Największy ruch jest na facebooku: do głosowania na stację przy rynku Wildeckim zachęca Rada Osiedla Wilda, a wspiera ją rada Osiedla Świerczewo, bo przecież całkiem sporo mieszkańców Świerczewa korzystających z miejskich rowerów jedzie do centrum właśnie przez Wildę. Stacja przy rynku byłaby dla nich bardzo dogodna.

Ale to oczywiście nie jedyna rada, której marzy się stacja rowerów miejskich. Rada Osiedla Stare Miasto uważa, że stacja przy placu Bernardyńskim byłaby idealną kontynuacją trasy z Rataj, ma zresztą chyba najwięcej lokalizacji do wyboru, ale to nic dziwnego: niestety, w centrum miasta jest jeszcze bardzo dużo miejsc, gdzie takie stacje by się przydały. Rada Osiedla Jeżyce popiera stacje przy rynku Jeżyckim i na Matejki przy komendzie policji, Rada Osiedla Ogrody – oczywiście na pętli na Ogrodach, a Rada Osiedla Święty Łazarz namawia na głosowanie na stację przy parku Wilsona…

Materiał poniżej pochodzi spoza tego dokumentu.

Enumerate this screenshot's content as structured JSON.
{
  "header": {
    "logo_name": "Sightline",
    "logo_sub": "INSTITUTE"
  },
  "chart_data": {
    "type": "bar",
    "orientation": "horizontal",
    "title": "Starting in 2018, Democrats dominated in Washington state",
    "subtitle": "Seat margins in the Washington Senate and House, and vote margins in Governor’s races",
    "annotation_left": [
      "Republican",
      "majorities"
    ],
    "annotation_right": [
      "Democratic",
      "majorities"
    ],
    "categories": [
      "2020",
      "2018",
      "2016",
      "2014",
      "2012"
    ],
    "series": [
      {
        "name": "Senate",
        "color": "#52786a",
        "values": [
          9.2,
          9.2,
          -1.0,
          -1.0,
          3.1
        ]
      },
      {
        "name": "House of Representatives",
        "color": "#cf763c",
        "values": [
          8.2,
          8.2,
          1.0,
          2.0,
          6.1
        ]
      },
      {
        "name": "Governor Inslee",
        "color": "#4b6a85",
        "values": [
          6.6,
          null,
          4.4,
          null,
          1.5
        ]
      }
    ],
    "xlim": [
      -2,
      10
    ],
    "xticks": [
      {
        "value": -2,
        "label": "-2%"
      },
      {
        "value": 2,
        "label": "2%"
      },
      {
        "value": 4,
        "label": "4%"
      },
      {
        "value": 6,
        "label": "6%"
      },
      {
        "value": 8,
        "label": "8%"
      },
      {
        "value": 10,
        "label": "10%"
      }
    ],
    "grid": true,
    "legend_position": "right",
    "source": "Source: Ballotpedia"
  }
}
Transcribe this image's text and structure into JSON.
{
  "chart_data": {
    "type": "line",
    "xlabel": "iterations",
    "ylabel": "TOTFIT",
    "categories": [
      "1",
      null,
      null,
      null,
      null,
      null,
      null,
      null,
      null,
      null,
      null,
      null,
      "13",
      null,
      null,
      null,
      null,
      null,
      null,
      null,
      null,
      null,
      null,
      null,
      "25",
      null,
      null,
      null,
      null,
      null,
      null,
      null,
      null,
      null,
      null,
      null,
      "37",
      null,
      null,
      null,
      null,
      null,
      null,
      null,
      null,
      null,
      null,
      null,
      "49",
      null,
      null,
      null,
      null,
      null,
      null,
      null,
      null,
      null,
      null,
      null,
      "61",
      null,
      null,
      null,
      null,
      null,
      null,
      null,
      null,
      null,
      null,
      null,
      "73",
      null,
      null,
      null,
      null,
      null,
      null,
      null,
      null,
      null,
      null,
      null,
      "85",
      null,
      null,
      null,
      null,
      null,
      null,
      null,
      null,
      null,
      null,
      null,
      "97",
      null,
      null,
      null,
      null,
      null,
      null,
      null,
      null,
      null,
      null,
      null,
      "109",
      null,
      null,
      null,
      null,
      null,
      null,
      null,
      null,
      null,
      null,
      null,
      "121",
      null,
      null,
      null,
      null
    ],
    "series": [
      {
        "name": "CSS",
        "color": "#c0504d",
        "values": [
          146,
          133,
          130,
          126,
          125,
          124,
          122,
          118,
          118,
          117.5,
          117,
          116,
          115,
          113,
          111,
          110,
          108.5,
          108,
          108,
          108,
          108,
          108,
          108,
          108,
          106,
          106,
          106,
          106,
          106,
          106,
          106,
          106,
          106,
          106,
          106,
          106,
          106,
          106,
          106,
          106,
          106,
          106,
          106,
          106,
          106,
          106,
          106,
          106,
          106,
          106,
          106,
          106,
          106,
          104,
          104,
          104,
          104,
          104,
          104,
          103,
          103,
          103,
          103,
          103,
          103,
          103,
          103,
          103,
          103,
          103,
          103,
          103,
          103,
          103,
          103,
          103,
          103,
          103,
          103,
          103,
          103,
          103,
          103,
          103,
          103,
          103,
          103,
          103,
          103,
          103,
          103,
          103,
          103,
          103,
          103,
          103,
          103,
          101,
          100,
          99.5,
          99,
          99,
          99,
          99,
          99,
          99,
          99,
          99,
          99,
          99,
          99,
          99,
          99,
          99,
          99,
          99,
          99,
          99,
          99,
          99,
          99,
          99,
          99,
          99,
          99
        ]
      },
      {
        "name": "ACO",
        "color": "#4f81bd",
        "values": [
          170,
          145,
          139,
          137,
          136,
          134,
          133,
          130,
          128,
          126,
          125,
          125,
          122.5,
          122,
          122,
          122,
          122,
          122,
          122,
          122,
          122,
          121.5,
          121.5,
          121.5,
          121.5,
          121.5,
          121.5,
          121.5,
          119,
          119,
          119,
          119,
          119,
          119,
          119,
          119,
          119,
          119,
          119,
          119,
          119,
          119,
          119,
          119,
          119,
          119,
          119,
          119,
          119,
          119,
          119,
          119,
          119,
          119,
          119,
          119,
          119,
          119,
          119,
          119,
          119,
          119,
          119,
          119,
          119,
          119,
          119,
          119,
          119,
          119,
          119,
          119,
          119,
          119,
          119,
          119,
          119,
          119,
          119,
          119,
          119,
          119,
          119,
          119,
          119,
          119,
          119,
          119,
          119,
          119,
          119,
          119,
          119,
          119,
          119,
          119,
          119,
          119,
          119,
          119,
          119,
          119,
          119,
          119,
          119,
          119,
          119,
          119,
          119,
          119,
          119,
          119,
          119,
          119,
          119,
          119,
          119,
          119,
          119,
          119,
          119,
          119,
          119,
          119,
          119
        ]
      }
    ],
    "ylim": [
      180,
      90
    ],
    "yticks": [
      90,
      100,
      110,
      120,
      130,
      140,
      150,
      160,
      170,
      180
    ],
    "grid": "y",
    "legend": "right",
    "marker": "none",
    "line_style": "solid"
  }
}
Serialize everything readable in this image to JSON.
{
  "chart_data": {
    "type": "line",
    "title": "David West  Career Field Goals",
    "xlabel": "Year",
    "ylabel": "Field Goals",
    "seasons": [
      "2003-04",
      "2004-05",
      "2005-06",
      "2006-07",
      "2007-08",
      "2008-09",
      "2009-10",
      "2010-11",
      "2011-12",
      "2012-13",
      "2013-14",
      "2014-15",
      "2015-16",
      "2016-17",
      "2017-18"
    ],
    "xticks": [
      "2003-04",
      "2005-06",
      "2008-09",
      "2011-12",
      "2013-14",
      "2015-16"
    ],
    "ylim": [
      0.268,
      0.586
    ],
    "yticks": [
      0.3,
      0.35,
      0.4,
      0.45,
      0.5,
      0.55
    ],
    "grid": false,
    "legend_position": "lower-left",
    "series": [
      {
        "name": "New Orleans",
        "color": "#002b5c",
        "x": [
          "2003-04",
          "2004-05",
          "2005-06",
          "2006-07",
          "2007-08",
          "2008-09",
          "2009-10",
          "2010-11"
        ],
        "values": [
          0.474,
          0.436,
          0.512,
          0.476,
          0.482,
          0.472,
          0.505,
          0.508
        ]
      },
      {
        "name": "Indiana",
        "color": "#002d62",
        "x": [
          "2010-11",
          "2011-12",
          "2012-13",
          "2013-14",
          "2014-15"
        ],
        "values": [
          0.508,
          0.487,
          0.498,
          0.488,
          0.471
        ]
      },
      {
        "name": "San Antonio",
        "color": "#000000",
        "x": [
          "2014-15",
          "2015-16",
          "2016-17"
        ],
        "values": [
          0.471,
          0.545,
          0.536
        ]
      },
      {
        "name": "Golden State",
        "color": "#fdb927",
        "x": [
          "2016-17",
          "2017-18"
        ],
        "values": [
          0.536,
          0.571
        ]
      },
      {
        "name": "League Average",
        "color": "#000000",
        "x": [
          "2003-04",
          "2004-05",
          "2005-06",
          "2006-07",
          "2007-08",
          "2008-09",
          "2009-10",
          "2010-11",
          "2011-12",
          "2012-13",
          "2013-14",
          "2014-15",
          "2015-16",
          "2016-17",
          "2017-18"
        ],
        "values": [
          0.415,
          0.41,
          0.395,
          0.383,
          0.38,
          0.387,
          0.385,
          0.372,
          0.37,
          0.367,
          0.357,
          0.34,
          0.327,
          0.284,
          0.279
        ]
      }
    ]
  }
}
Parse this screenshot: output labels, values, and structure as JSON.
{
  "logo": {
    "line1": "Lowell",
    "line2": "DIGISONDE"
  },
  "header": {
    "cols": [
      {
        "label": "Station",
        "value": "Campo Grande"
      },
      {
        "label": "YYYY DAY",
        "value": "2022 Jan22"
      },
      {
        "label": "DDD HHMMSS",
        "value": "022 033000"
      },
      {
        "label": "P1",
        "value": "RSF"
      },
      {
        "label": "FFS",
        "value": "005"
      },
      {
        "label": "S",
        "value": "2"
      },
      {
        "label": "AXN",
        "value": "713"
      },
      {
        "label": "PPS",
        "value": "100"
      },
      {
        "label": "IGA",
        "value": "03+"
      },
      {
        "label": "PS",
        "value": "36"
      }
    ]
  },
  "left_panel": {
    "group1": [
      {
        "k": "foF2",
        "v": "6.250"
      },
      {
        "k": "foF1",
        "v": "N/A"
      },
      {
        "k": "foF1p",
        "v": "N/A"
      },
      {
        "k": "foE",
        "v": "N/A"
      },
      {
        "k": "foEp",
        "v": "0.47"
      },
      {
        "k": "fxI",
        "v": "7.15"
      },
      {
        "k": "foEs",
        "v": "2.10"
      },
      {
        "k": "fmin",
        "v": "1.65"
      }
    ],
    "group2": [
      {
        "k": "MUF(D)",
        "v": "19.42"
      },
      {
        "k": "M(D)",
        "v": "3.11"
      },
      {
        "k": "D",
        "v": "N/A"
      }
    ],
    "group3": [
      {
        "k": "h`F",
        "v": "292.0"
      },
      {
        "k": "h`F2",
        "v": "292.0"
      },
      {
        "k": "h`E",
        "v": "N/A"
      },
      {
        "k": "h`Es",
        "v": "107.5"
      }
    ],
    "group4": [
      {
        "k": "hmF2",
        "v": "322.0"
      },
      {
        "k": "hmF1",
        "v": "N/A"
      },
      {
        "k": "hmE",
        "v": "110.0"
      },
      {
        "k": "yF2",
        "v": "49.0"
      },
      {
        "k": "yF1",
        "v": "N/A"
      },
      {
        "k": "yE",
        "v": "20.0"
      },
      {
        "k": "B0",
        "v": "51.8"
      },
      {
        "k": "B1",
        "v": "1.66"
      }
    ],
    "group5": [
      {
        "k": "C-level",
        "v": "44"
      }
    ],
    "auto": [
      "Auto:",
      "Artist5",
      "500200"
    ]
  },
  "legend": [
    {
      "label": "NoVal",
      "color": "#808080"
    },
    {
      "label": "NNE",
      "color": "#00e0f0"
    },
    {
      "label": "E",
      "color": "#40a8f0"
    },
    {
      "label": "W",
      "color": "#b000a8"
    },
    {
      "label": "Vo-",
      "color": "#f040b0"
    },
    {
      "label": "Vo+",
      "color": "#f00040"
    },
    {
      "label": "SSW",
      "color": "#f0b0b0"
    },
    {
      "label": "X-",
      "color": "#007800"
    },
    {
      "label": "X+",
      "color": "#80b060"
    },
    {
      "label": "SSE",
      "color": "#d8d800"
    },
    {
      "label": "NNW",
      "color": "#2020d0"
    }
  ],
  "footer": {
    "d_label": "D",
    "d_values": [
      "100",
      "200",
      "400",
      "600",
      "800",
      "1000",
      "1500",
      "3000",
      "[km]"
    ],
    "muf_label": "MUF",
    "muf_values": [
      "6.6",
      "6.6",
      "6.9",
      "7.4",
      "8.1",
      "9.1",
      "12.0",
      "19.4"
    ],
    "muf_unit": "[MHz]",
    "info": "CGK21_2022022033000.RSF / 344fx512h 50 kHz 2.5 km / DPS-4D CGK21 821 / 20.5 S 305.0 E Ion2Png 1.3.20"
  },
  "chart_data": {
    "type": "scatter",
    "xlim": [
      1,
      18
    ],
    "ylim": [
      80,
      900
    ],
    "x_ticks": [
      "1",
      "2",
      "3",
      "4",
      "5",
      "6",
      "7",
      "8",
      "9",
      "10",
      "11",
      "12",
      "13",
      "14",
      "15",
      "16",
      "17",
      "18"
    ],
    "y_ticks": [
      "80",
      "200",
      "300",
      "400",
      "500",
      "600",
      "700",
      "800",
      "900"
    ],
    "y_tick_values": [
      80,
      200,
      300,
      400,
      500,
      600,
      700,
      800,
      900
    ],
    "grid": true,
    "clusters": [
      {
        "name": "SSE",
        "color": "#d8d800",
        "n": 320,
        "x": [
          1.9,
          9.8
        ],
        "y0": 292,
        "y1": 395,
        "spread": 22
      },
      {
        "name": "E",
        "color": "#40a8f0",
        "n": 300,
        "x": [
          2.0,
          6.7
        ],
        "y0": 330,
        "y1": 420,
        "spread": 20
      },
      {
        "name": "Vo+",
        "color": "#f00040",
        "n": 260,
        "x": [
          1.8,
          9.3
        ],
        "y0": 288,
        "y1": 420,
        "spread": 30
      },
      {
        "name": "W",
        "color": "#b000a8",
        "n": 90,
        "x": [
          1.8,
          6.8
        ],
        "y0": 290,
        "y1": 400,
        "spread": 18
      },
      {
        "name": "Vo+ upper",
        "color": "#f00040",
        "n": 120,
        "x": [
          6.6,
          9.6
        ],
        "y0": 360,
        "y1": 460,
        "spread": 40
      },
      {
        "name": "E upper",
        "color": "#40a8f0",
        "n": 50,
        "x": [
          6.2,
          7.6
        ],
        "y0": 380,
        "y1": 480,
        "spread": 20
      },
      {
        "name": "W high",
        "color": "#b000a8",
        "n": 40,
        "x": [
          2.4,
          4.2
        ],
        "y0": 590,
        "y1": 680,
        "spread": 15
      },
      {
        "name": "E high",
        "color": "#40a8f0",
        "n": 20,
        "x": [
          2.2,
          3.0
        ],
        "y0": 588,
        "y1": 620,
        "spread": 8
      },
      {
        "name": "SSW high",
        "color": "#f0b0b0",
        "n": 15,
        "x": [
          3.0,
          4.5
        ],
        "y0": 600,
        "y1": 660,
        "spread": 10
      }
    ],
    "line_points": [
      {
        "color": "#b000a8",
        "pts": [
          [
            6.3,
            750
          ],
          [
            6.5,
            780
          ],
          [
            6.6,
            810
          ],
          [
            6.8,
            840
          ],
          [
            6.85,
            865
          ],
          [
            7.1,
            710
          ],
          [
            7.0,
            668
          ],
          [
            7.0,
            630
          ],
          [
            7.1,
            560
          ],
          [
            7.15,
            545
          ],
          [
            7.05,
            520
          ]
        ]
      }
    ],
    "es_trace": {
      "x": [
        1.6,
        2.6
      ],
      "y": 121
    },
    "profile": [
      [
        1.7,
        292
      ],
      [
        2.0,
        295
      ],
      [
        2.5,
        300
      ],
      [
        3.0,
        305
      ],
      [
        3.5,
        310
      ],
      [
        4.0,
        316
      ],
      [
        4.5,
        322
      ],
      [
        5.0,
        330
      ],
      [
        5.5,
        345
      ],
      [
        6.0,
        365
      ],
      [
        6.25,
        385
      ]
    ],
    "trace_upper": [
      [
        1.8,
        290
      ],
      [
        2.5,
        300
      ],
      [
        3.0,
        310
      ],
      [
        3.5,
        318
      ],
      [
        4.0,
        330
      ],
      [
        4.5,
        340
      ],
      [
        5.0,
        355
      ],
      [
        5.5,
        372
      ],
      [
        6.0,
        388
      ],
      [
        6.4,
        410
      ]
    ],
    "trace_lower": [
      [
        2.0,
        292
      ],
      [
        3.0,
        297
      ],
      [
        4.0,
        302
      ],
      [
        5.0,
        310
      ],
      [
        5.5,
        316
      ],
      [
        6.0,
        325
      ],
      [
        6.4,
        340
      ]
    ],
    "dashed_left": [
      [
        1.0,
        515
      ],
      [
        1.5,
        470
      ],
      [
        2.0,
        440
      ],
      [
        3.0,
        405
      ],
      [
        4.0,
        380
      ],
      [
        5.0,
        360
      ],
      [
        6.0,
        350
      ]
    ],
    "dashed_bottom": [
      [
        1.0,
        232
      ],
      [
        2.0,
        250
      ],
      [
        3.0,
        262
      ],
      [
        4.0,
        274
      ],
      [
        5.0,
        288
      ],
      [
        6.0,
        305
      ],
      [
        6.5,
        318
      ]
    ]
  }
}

Emocje rosną, a głosowanie trwa do 14 lutego. I być może aż tak duże zaangażowanie osiedlowych radnych może dziwić, w końcu bez względu na to, gdzie stacje nie powstaną, będziemy się cieszyć, bo jest ich za mało. Ale nie da się ukryć, że to głosowanie to do pewnego stopnia sprawdzian popularności rad na swoim osiedlu, no i zaangażowania mieszkańców….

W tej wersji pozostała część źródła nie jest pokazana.